As NCDs tend to be long-lasting or recurrent, they are sometimes also referred to as chronic diseases.(1)
Currently, NCDs account for almost two-thirds of deaths globally.(2)
Global response to NCDs
In 2011, the World Health Organization (WHO) published A prioritized research agenda for the prevention and control of noncommunicable diseases,(3) which identified key areas of research relating to the prevention and control of NCDs. In September of that year, participants at the United Nations High-level Meeting on Noncommunicable Disease Prevention and Control recognized the existence of cost-effective interventions regarding the preventability of NCDs and the numerous opportunities for global action, and subsequently The Sixty-sixth World Health Assembly endorsed the Global Action Plan for the prevention and control of noncommunicable diseases 2013–2020.(4) This called upon international partners to take coordinated action to attain nine voluntary global NCD targets by 2025 – including a 25% reduction in premature mortality due to NCDs.

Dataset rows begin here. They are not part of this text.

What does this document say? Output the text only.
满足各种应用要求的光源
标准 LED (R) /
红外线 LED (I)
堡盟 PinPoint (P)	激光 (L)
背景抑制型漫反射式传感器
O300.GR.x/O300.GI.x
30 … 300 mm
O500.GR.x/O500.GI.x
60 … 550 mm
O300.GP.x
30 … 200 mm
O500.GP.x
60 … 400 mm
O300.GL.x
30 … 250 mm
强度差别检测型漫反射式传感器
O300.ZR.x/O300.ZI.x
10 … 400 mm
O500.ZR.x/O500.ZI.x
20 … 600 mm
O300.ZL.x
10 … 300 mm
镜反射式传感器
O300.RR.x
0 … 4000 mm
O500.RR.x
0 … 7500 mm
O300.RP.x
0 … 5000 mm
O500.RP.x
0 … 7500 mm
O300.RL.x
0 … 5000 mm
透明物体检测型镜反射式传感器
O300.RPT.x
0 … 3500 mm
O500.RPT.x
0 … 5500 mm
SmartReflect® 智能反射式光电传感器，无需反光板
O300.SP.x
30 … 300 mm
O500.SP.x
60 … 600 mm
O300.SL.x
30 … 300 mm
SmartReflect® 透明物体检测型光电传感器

One of the Global action plan’s main objectives focuses on research. This objective calls on stakeholders to promote and support:
- national capacity for high-quality research related to the prevention and control of NCDs (and so, increase the knowledge base for national, regional and global action);
- the translation of high-quality NCD basic research into practice;
- development for the prevention and control of NCDs.
Achieving national goals and targets in relation to NCDs: The evidence-implementation gap
A major challenge in the prevention and control of NCDs has been that despite a wide range of global, regional and national plans, initiatives, policies and interventions, the impact on health outcomes still needs to be increased significantly. There is still a very notable ‘evidence-into-implementation (or action)’ gap. This translation gap – between research evidence and practice – is now very well recognized in many health fields.(5-7)
For example, a review of healthcare delivered to adults from the USA shows that up to 45% of patients fail to receive treatments that have been shown to be effective,(7) while 11% receive treatments that are not needed or potentially harmful.(7)
Reducing the gap between evidence and practice is associated with reductions in morbidity and mortality(8-10) and reduced healthcare costs.(11) Therefore, in recent years there has been increased attention on barriers to the translation of research and on how to develop evidence-informed implementation in order to improve patient outcomes.(12-14) Evidence is now also needed on effective implementation of primary prevention of NCDs in different contexts through policies and intersectoral health promotion.